The exhibition ranges from Pompeian frescoes that were installed as advertising signs outside brothels, copper engravings by Agostino Carracci, coloured Japanese woodblock prints, and Artemisia Gentileschi’s painting Judith Beheading Holofernes to contemporary renderings of the bed as a stage for erotic, violent, humorous, sarcastic, and critical scenes. In Adam and Eve in Cyber Eden, the Italian photographer Oliviero Toscani depicts the couple in an unmistakable position in bed, where both of them are diverted by such technological gadgets as iPod and laptop computer. Critical voices can also be heard in the works by Mikhael Subotzky and Lucinda Devlin, who document inhumane sleeping quarters in South African prisons and American death row locations. Moreover, the bed is variously described as a place of illness, misery, solitude, and contemplation, such as in pictures of people in hospital beds by Maria Lassnig, Inge Morath, and Josef Karl Rädler, or in images of women alone in bed who might expect someone, enjoy the peaceful atmosphere, or be suffering from loneliness, such as in works by Pablo Picasso, Lucian Freud, Pierre Bonnard, and Otto Dix.

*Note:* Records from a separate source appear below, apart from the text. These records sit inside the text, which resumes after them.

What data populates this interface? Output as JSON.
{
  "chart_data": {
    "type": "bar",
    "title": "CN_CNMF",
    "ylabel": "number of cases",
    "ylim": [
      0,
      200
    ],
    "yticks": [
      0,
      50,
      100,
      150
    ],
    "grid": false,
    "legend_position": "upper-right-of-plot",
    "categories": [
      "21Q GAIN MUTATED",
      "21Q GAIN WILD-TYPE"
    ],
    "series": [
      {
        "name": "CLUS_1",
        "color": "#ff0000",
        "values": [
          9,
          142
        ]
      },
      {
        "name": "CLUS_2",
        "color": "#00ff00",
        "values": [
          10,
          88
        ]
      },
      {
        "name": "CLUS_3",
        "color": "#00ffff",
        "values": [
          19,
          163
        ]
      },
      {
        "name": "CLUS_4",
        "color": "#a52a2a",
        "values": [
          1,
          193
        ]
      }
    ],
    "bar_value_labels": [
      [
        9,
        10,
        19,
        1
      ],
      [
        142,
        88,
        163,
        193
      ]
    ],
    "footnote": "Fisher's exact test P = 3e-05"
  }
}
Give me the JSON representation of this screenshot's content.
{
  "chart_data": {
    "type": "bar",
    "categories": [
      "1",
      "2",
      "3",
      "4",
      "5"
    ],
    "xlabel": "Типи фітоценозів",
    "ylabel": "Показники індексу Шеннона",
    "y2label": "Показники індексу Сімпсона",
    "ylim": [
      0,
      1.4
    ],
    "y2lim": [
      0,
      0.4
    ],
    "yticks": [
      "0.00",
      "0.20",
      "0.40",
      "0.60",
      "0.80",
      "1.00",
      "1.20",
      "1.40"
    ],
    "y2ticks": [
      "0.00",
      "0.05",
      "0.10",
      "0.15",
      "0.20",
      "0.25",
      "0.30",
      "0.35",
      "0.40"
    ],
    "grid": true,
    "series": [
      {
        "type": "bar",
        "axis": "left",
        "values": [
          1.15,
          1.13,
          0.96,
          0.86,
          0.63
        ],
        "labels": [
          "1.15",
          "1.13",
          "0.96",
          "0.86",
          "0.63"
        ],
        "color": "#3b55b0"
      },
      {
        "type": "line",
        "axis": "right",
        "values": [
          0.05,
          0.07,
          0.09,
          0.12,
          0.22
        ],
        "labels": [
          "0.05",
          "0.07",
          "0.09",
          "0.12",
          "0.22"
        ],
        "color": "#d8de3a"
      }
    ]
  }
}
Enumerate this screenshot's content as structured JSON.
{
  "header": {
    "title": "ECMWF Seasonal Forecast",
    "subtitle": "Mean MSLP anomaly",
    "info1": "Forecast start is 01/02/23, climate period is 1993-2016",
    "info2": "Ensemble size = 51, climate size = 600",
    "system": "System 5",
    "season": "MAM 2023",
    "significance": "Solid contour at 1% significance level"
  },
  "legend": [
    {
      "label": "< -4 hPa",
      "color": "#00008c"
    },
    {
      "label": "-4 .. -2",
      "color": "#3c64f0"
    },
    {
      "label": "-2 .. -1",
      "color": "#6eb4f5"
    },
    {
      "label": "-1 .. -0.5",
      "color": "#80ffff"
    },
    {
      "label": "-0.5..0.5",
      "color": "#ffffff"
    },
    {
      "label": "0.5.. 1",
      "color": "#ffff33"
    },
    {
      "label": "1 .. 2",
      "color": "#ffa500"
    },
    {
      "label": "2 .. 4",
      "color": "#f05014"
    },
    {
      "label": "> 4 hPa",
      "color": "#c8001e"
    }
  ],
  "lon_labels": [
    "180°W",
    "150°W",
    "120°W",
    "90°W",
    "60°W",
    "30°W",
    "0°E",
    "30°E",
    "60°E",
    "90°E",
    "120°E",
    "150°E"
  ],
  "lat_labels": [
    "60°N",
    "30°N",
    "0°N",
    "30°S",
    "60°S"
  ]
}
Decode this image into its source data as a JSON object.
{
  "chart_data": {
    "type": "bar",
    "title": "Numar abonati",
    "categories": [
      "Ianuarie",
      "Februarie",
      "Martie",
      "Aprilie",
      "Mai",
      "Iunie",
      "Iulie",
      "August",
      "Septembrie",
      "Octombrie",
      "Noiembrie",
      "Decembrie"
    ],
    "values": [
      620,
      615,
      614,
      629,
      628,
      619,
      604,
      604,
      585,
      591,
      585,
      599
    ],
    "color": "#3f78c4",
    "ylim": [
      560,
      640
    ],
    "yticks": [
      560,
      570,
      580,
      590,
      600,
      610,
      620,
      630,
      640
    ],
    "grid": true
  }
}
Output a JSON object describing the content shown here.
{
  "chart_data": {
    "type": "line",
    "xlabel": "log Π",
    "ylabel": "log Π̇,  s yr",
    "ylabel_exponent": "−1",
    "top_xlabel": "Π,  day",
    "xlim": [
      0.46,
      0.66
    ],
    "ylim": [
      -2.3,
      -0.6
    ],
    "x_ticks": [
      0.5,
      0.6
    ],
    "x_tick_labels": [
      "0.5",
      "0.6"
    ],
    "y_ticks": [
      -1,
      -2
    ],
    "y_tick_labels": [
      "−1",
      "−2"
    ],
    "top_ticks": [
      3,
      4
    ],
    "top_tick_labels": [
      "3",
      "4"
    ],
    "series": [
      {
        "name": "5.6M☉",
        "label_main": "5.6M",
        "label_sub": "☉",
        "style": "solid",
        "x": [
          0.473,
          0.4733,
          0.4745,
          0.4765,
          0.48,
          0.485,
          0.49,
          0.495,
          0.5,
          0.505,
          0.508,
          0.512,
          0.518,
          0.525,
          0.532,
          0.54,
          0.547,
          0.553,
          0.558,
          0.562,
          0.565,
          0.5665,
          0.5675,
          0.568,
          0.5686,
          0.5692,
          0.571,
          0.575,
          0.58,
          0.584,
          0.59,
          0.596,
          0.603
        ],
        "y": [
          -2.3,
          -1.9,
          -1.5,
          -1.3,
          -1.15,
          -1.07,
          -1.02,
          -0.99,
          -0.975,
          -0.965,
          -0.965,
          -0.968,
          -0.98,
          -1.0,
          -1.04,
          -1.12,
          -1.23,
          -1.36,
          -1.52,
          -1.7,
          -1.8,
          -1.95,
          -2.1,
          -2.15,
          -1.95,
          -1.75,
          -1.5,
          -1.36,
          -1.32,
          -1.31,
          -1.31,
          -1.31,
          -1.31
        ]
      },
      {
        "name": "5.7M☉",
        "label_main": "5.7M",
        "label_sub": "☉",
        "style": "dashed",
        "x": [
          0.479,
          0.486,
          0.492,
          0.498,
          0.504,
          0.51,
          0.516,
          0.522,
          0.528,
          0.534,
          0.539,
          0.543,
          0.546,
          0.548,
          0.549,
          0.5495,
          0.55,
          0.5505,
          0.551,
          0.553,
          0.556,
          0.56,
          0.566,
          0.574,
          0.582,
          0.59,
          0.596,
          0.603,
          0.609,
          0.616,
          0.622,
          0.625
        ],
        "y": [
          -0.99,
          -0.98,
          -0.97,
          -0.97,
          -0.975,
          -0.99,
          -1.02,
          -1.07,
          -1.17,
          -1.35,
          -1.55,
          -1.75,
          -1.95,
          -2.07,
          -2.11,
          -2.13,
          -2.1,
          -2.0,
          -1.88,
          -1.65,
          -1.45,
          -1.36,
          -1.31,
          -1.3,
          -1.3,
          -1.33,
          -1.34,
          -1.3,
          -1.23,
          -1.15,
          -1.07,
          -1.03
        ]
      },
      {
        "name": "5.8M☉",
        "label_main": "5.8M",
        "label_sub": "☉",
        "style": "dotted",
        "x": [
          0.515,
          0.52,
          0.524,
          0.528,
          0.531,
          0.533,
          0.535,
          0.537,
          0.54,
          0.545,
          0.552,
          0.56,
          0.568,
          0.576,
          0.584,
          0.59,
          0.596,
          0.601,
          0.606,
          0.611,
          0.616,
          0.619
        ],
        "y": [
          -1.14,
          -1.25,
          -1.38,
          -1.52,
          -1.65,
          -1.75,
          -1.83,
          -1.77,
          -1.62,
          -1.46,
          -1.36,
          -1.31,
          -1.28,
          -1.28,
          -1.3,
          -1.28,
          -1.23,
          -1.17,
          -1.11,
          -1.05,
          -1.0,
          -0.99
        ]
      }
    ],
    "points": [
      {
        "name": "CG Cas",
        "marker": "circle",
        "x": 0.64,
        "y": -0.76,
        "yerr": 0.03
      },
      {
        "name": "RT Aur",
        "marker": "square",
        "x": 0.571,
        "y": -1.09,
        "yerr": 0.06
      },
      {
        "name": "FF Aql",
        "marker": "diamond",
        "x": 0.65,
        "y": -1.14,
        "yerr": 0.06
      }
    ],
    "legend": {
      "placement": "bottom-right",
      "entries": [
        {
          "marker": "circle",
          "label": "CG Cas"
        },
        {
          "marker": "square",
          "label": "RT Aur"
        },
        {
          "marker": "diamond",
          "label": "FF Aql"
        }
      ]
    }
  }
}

Original historical documents from the Austrian National Library and the Museum of Military History are confronted with contemporary on-set shots highlighting the bed as a theatrical scene. Photographs of famous personalities or historic events, all of which naturally took place in bed, are juxtaposed with one another: in this way, for example, Marilyn Monroe meets young Kate Moss, and the very last pictures of important personalities on their deathbeds and celebrated artists who had themselves portrayed on a bed invite comparison.